Our analysis indicates a $10B CPG company that develops an intelligent supply chain could grow revenues up to 3% through improved availability of the right products, better customer service and reduction in lost sales. It could increase profitability up to 4% through cost reductions and improve working capital by almost 3%. Furthermore, the company could also increase trust and sustainability through reduced energy consumption and carbon emissions.
Delivering on consumer value propositions
Accenture’s 2020 Supply Chain Survey of 178 supply chain and operations executives in consumer goods shows a small group of companies that have excelled versus their peers. These leaders have prioritized for the next three years consumer value propositions including: Connected customer experience, price competitiveness, and trust and sustainability.
Supply chains that are agile and responsive are more resilient to disruption and better equipped to deliver on a variety of customer value propositions. But CPGs must make choices about what’s most important. They should prioritize desired outcomes per segment and then build the right capabilities to deliver them. Only a small number of companies have successfully done this.
Customer-centric CPG supply chain leaders report higher maturity than their peers, according to our research, in several areas: customer and product segmentation, design-to-margin and collaborative innovation, and concurrent planning and execution.

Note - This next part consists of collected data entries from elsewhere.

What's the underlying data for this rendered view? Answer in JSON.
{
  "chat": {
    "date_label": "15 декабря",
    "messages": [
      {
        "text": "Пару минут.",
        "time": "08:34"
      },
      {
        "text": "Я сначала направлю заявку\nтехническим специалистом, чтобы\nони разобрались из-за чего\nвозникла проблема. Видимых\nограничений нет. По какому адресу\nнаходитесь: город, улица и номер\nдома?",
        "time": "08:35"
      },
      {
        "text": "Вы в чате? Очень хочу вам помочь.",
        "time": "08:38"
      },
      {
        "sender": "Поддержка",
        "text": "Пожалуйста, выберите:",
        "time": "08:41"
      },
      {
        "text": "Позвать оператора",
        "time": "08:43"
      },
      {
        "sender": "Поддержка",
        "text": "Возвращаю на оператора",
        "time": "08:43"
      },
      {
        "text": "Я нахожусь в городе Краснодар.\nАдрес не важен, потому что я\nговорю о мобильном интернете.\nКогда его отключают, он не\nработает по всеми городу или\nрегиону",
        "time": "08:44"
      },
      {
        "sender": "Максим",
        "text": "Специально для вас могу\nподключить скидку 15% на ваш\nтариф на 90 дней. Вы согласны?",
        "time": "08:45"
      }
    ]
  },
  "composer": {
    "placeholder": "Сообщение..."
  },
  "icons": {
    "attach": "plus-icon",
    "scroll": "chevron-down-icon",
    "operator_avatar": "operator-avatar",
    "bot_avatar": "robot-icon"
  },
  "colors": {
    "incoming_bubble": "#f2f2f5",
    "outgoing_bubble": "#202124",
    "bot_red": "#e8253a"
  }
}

Leaders have strategically invested in areas that would help them to shape more customized products and services, while their peers often struggle with a variety of challenges and spreading investments across capabilities.

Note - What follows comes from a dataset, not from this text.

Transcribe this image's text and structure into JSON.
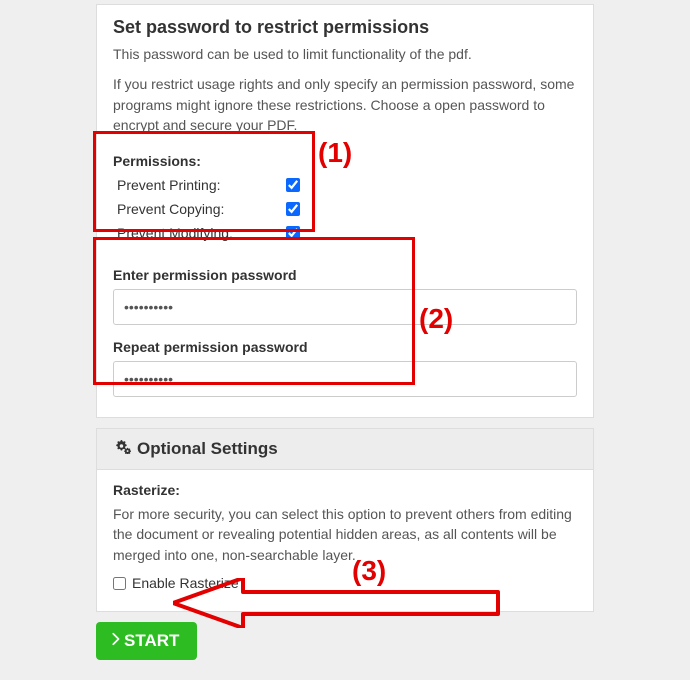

How to develop a consumer-centric supply chain
Building a consumer-centric supply chain calls for rethinking the supply chain configuration, advanced technologies and people. Our research showed CPGs’ legacy supply chain operating models and organizational structures are a barrier—so it’s time for change.
CPGs need to establish a set of supply chains with a network and assets that meet the needs of each segment. The supply chain assets need to be leveraged at scale across these segments, where possible, to manage the cost base and adjust dynamically to enable responsiveness and resilience. Some companies are adopting more asset-light structures in which they outsource a significant portion of assets and use an ecosystem to be more flexible.
Advanced digital technologies
Customer and product segmentation, collaborative and agile innovation and other mature capabilities rely on digital technology. Companies we surveyed say they lack the right digital architecture and digital capabilities to be connected across the enterprise and ecosystem. This connectivity is needed to enable cross-functional decision making that leads to a consumer-centric supply chain.
Many CPG organizations are siloed, with accountability that is process-based and domain-oriented versus demand-driven, cross-functional decision making. These silos trickle down into the way talent is skilled. Many employees are skilled for a single functional domain and don’t have access to analytics and capabilities that will support strategic decision making.